What is luminescence science?
Materials that display luminescence are called phosphors. Commercial phosphors are generally inorganic compounds prepared as powders or thin films. The phosphor materials contain one or more impurity ions or activators, present in 1-100 mole percent concentrations. Typical activators are rare-earth or transition-metal ions undergoing s-p transitions, radicals such as tungstate or vandate groups, organic molecules, or electron-hole pairs.
Activator centers may be excited by high energy photons, such as X-rays or ultraviolet radiation from a mercury discharge (photoluminescence) or electron bombardment (cathodoluminescence). In addition, luminescence may be generated directly from an electric field (electroluminescence) or from infrared radiation (up-converting luminescence) or even mechanically (triboluminescence).
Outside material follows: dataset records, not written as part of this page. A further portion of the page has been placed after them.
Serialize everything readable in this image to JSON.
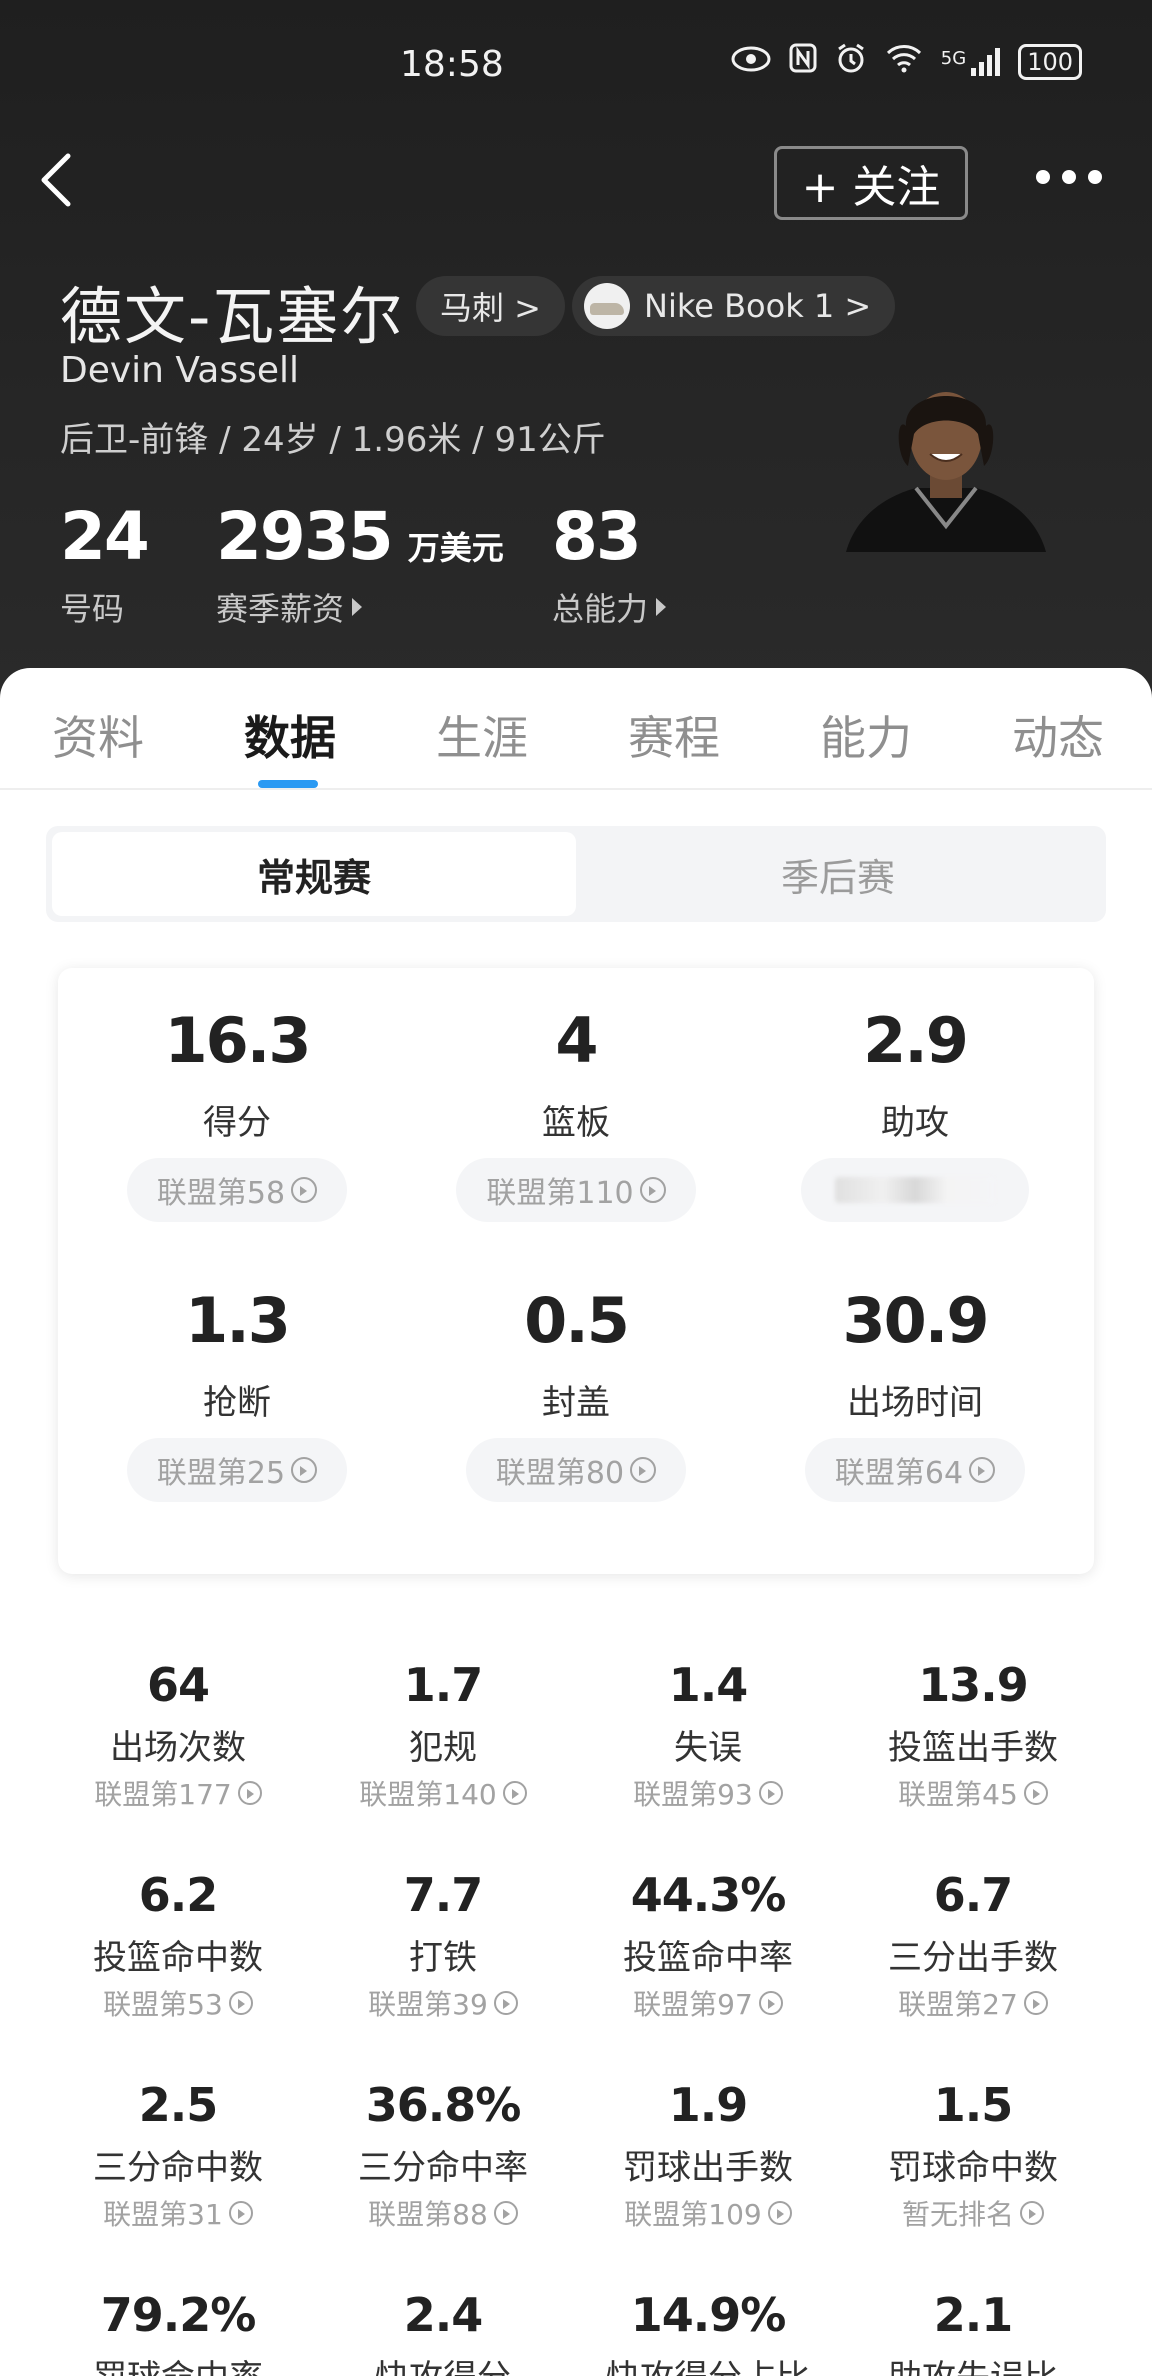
{
  "status_bar": {
    "time": "18:58",
    "network": "5G",
    "battery": "100"
  },
  "header": {
    "follow_label": "+ 关注",
    "name_cn": "德文-瓦塞尔",
    "team_chip": "马刺 >",
    "shoe_chip": "Nike Book 1 >",
    "name_en": "Devin Vassell",
    "meta": "后卫-前锋 / 24岁 / 1.96米 / 91公斤",
    "jersey_value": "24",
    "jersey_label": "号码",
    "salary_value": "2935",
    "salary_unit": "万美元",
    "salary_label": "赛季薪资",
    "rating_value": "83",
    "rating_label": "总能力"
  },
  "tabs": [
    "资料",
    "数据",
    "生涯",
    "赛程",
    "能力",
    "动态"
  ],
  "active_tab": "数据",
  "segment": {
    "regular": "常规赛",
    "playoffs": "季后赛"
  },
  "main_stats": [
    {
      "value": "16.3",
      "label": "得分",
      "rank": "联盟第58"
    },
    {
      "value": "4",
      "label": "篮板",
      "rank": "联盟第110"
    },
    {
      "value": "2.9",
      "label": "助攻",
      "rank": ""
    },
    {
      "value": "1.3",
      "label": "抢断",
      "rank": "联盟第25"
    },
    {
      "value": "0.5",
      "label": "封盖",
      "rank": "联盟第80"
    },
    {
      "value": "30.9",
      "label": "出场时间",
      "rank": "联盟第64"
    }
  ],
  "detail_stats": [
    {
      "value": "64",
      "label": "出场次数",
      "rank": "联盟第177"
    },
    {
      "value": "1.7",
      "label": "犯规",
      "rank": "联盟第140"
    },
    {
      "value": "1.4",
      "label": "失误",
      "rank": "联盟第93"
    },
    {
      "value": "13.9",
      "label": "投篮出手数",
      "rank": "联盟第45"
    },
    {
      "value": "6.2",
      "label": "投篮命中数",
      "rank": "联盟第53"
    },
    {
      "value": "7.7",
      "label": "打铁",
      "rank": "联盟第39"
    },
    {
      "value": "44.3%",
      "label": "投篮命中率",
      "rank": "联盟第97"
    },
    {
      "value": "6.7",
      "label": "三分出手数",
      "rank": "联盟第27"
    },
    {
      "value": "2.5",
      "label": "三分命中数",
      "rank": "联盟第31"
    },
    {
      "value": "36.8%",
      "label": "三分命中率",
      "rank": "联盟第88"
    },
    {
      "value": "1.9",
      "label": "罚球出手数",
      "rank": "联盟第109"
    },
    {
      "value": "1.5",
      "label": "罚球命中数",
      "rank": "暂无排名"
    },
    {
      "value": "79.2%",
      "label": "罚球命中率",
      "rank": ""
    },
    {
      "value": "2.4",
      "label": "快攻得分",
      "rank": ""
    },
    {
      "value": "14.9%",
      "label": "快攻得分占比",
      "rank": ""
    },
    {
      "value": "2.1",
      "label": "助攻失误比",
      "rank": ""
    }
  ],
  "colors": {
    "header_bg": "#222222",
    "accent": "#2b9af3"
  }
}
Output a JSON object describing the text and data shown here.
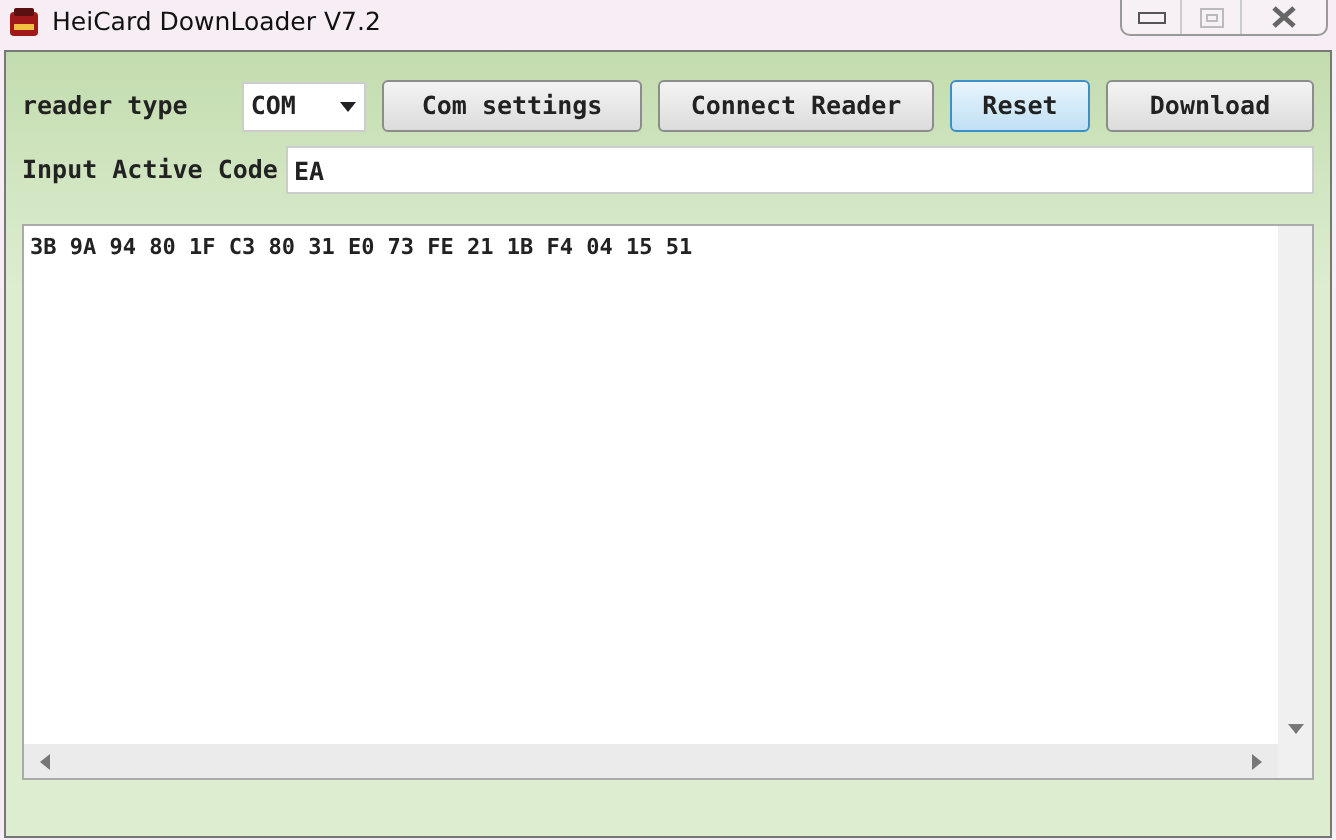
{
  "window": {
    "title": "HeiCard DownLoader V7.2"
  },
  "reader_type": {
    "label": "reader type",
    "value": "COM"
  },
  "buttons": [
    {
      "label": "Com settings",
      "focused": false
    },
    {
      "label": "Connect Reader",
      "focused": false
    },
    {
      "label": "Reset",
      "focused": true
    },
    {
      "label": "Download",
      "focused": false
    }
  ],
  "active_code": {
    "label": "Input Active Code",
    "value": "EA"
  },
  "output": {
    "lines": [
      "3B 9A 94 80 1F C3 80 31 E0 73 FE 21 1B F4 04 15 51"
    ]
  }
}
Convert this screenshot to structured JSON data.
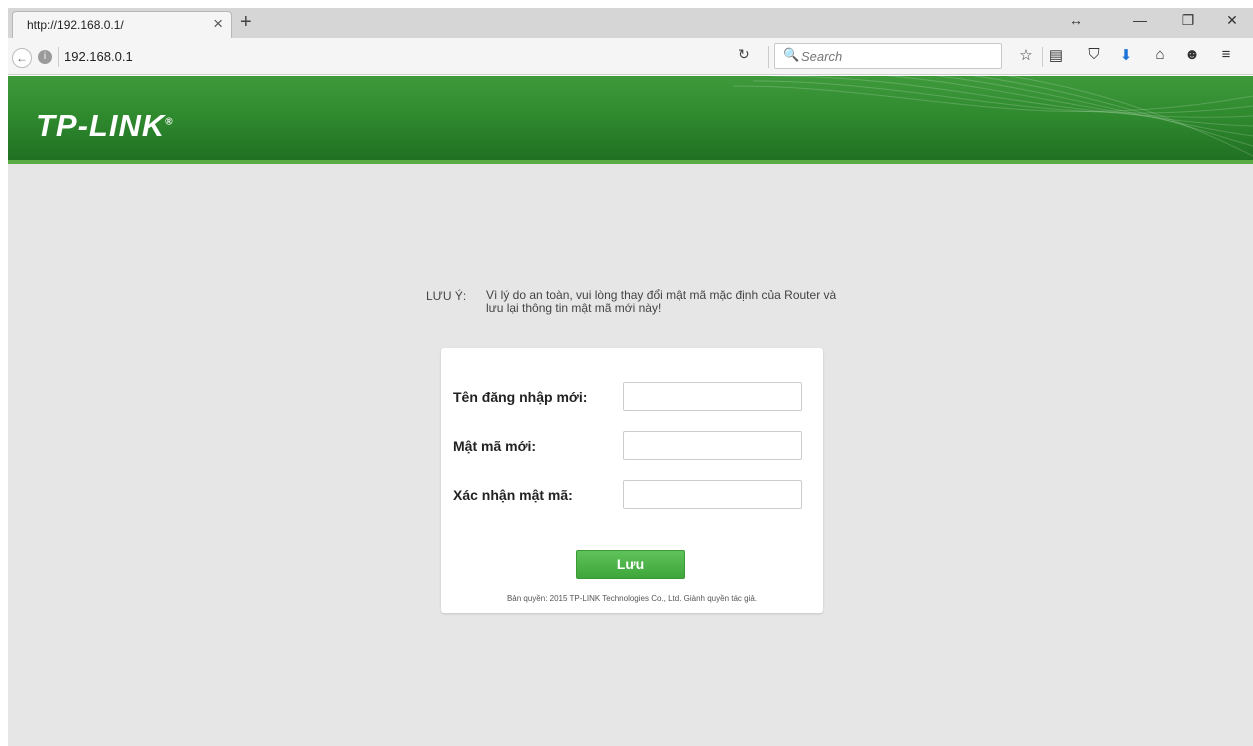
{
  "browser": {
    "tab_title": "http://192.168.0.1/",
    "url": "192.168.0.1",
    "search_placeholder": "Search"
  },
  "page": {
    "logo": "TP-LINK",
    "logo_mark": "®",
    "notice_label": "LƯU Ý:",
    "notice_text": "Vì lý do an toàn, vui lòng thay đổi mật mã mặc định của Router và lưu lại thông tin mật mã mới này!",
    "fields": [
      {
        "label": "Tên đăng nhập mới:",
        "value": ""
      },
      {
        "label": "Mật mã mới:",
        "value": ""
      },
      {
        "label": "Xác nhận mật mã:",
        "value": ""
      }
    ],
    "save_label": "Lưu",
    "copyright": "Bản quyền: 2015 TP-LINK Technologies Co., Ltd. Giành quyền tác giả."
  },
  "icons": {
    "close": "×",
    "new_tab": "+",
    "back": "←",
    "info": "i",
    "reload": "↻",
    "search": "🔍",
    "bookmark": "☆",
    "reading_list": "▤",
    "pocket": "⛉",
    "download": "⬇",
    "home": "⌂",
    "hello": "☻",
    "menu": "≡",
    "resize": "↔",
    "minimize": "—",
    "restore": "❐",
    "win_close": "✕"
  },
  "colors": {
    "header_green": "#2f8a2e",
    "save_green": "#4cb447",
    "page_bg": "#e6e6e6"
  }
}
To have any technical importance, a luminescent material must be easily excited by the appropriate excitation and must have a high quantum efficiency — the ratio of the number of quanta absorbed to the number emitted. Non-radiative losses are commonly caused by interactions with the lattice vibrations and what are known as “killer” impurities. Further, the activator must convert the energy absorbed to a useful frequency of visible light. A suitable phosphor must maintain well under the excitation mode and must be easily manufacturable. The synthesis of efficient phosphors requires the best in high temperature chemistry. Device manufacturing involves still other sciences, such as thin film technology and suspension chemistry.